Trump has repeatedly denied collusion between his campaign and Russia and dismissed the conclusions of U.S. intelligence officials that the Kremlin had interfered in the presidential election. After a conversation with Russian President Vladimir Putin in Hanoi, Vietnam, in November, Trump said Putin was "sincere" in his denials.
"He said he didn't meddle," Trump told reporters on Air Force One. "I asked him again. . . . He said he absolutely did not meddle in our election."
But Trump has not been consistent in his statements. As president-elect, he conceded for the first time last year that Russia had carried out cyberattacks against the Democratic Party during the election but denied that it was intended to help him win.
"As far as hacking, I think it was Russia," Trump told reporters during a combative news conference at Trump Tower - only to backtrack moments later by saying "it could have been others also."
In an interview with NBC News this week, Jeanette Manfra, head of cybersecurity at the Department of Homeland Security, said Russians successfully infiltrated "an exceptionally small number" of voter registration rolls in 21 states.
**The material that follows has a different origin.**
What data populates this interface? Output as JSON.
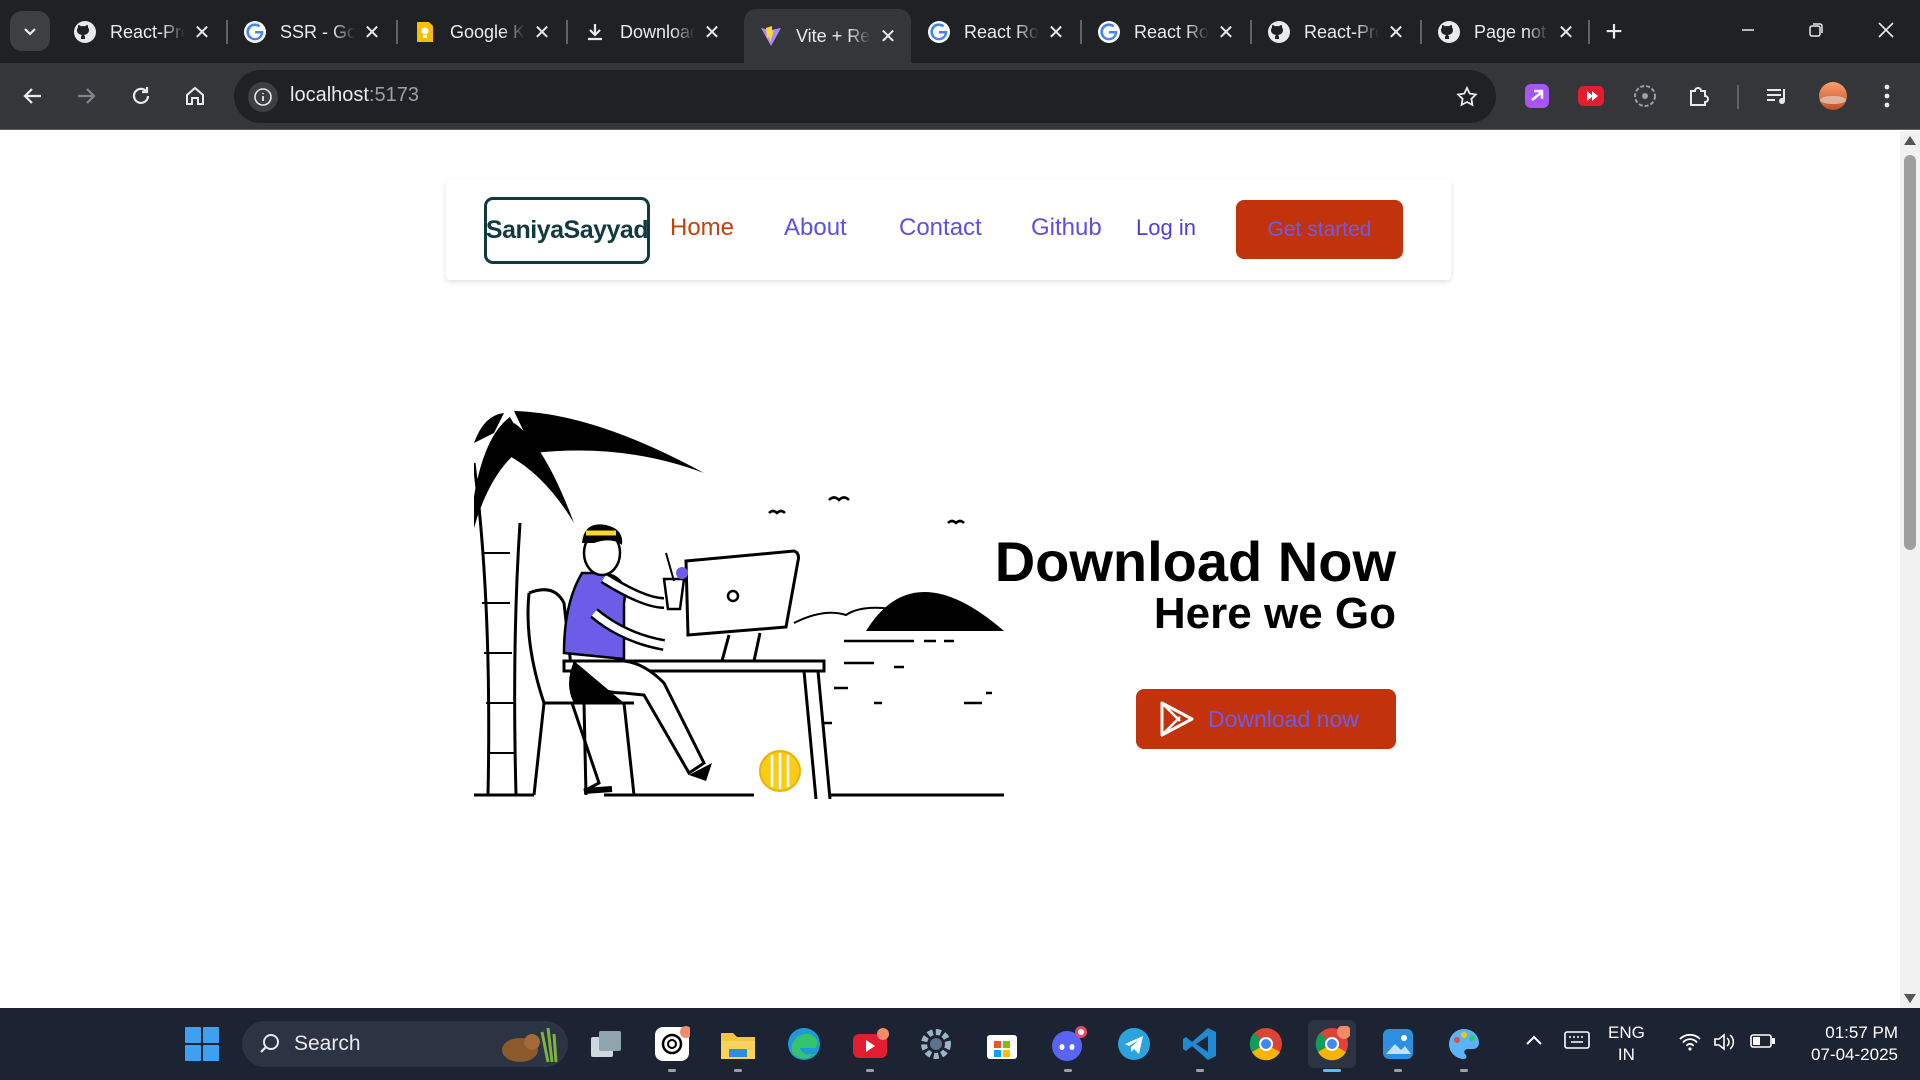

At the Abu Dhabi summit, Bush said Putin's actions are motivated by his desire to regain "Soviet hegemony," The Associated Press reported.
Separately, Bush also seemed to depart from Trump's hard-line policies on immigration, saying some immigrants are "willing to do jobs that Americans won't do."
"Americans don't want to pick cotton at 105 degrees [Fahrenheit], but there are people who want [to] put food on their family's tables and are willing to do that. We ought to say thank you and welcome," Bush said.
He also criticized Trump's decision to end an Obama-era program that allowed undocumented immigrants brought to the United States as children to remain in the country and advocated for a permanent fix to keep them, according to the AP.
"America is their home," Bush said, referring to recipients of the Deferred Action for Childhood Arrivals, more commonly known as "dreamers."
Last month, the White House announced a proposal to provide a path to citizenship for up to 1.8 million dreamers in exchange for US$25 billion to fund a wall along the southwest border with Mexico and steps to curb legal immigration. Democrats immediately rejected the proposal.
Bush was speaking at a summit organised by the Milken Institute, a Santa Monica, California-based think tank. The nonprofit was founded by philanthropist Michael Milken known as the "junk bond king." He pleaded guilty in 1990 to six felonies and agreed to pay US$600 million in penalties to settle a massive Wall Street fraud case. He was sentenced to a decade in prison but served less than two years after a judge reduced his sentence.